The pathogenesis of headache associated with idiopathic hypoglossal paresis is yet to be elucidated. It has been speculated that the cause of this unusual association occur on basis of a primary viral (herpetic, EBV?) infection, either of spontaneous origin or precipitated by trauma, as it is similarly theorized for cases of idiopathic Bell’s palsy. It is uncertain on this patient if he had subclinical acute mononucleosis at the offset of his headache, since he was seen by the author nine months after the abrupt initiation of symptoms. An alternative explanation advanced for these unusual cases is ischemia, developing in the vascular territory supplied by a small caliber branch of the upper internal carotid artery that includes the hypoglossal nerve [6]. It is speculated that pain in these patients is mediated by posterior fossa meningeal sensory fibers traveling the twelve nerve making synapse in the dorsal horns of the upper cervical segments, and in the spinal descending nucleus of the trigeminal nerve.
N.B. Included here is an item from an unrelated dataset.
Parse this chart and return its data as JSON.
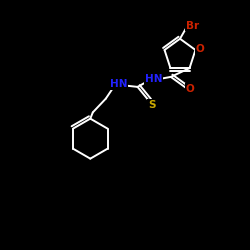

Low testosterone levels are commonly found in obese subjects with OSA and in some male (and female) patients with cluster headache [10,17]. The latter association is explained on basis of a presumptive disequilibrium between gonadotropin and corticotropin levels and the hypothalamic entrainment of melatonin release by the pineal gland. Because this patient had a normal testosterone blood level, an underlying hypothalamic dysfunction cannot be adduced as the cause for his persistent headache.